Та взяла, пощупала, примерила, похвалила:

– Клёво! Халатик самое то после душа носить. Натуральный шёлк. И расцветочка весёленькая. Спасибо, дедуля!

Марек расцвёл, когда баба обрадовалась, а когда дедулей назвала, совсем поник. Чему радовалась Яга я не понял. Наверное, из вежливости к подарку. Кафтанчик на ней сидел нелепо. По размеру сгодился бы, басурманин был толстый. Роста же Яга была богатырского. По длине кафтан стался не больше кацавейки. Ежели без сарафана, только-только прелести закрыть. И кого она в этом халатике душить собралась?

Отворили сундук. Там сперворяд птица золотая лежала. Ну, не птица, изваяние. Будто орёл змею клюёт. Агнешка взяла, стала читать подпись, под птицей накарябанную:

– Басурмане писали: в конце знак, твёрдость означающий забыли. Ки-сло-водск, – прочитала она.

– Халат халатом, – перебила Яга, – а то, что я просила принесли?

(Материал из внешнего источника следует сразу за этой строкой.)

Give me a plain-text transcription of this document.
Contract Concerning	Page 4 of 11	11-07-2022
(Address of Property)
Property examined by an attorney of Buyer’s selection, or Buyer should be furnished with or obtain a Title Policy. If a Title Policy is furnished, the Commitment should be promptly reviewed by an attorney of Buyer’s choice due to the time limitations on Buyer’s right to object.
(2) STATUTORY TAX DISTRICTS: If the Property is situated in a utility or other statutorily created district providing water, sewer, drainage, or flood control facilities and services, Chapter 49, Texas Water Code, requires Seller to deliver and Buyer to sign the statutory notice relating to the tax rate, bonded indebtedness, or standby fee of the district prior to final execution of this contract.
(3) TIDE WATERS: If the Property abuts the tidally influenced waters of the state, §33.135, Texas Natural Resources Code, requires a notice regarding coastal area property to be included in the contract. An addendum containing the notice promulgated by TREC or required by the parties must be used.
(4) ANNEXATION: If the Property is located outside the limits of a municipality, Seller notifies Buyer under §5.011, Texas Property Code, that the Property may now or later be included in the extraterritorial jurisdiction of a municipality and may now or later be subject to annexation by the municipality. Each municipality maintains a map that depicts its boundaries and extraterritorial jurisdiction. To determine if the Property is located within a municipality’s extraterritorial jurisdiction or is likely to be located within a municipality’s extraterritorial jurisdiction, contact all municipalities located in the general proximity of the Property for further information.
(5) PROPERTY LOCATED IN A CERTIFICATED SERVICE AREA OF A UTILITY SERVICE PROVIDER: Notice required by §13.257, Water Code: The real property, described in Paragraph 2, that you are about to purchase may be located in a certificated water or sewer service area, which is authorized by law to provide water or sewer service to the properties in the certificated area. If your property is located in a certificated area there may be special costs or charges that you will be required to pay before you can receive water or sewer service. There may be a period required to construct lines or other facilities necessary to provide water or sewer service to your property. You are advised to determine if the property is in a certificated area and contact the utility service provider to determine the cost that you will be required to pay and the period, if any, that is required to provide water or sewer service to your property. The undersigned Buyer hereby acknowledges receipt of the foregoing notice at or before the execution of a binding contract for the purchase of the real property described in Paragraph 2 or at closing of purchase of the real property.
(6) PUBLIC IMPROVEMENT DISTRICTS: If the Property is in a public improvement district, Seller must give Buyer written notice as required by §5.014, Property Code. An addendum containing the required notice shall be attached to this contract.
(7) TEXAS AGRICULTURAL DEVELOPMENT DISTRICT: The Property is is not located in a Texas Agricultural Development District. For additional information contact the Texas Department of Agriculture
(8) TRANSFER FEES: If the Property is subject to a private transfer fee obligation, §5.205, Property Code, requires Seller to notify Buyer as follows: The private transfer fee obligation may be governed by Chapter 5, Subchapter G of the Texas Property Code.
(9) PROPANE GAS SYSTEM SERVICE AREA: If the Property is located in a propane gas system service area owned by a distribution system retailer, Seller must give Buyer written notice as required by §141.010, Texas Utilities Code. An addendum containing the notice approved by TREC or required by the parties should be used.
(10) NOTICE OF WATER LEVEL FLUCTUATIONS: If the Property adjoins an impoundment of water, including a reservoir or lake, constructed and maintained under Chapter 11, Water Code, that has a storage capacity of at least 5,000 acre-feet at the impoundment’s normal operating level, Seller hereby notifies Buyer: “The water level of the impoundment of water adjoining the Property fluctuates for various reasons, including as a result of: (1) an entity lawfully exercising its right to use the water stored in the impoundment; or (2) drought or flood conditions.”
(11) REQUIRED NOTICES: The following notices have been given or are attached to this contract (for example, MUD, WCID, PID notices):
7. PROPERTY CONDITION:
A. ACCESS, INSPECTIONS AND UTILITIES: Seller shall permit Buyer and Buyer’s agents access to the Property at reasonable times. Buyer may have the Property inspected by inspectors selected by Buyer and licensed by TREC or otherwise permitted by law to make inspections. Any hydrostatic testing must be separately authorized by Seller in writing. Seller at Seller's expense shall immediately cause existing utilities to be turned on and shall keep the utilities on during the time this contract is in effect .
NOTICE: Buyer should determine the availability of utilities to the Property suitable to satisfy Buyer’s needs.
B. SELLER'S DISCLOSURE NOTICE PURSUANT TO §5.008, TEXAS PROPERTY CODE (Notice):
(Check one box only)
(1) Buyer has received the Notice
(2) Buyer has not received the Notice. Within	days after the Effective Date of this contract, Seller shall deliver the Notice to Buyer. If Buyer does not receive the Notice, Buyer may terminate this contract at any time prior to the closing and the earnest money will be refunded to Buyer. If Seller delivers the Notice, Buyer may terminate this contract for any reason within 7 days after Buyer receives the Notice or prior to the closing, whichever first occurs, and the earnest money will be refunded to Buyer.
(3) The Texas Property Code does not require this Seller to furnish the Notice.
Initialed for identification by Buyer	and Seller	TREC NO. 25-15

Марек подал медную лампу. Яга жадно её схватила и давай тереть. Лампа завыла по-звериному, из неё дым повалил. Осенил я себя знамением крестным, на случай на всякий. Когда дым рассеялся, среди нас появился басурманин в штанах просторных и башмаках с длинным загнутым носом. На лице тоже был мощный загнутый нос, только не вверх, а вниз. По пояс был мужик басурманский голым, и стати не богатырской вовсе. Гость зыркнул по сторонам очами чёрными, остановился на Яге:

– Здравствуй, красавица! Что хочешь, чтобы Маджид для тебя сделал?

– Пжестань мовичь комплименты чуджим пани! – взвился кикимор.

– Прекрати, Марек! – остановила его баба, повернулась к басурманину. – Спасибо, Маджид! Пока ничего не нужно. Проверила просто. Отдыхай пока.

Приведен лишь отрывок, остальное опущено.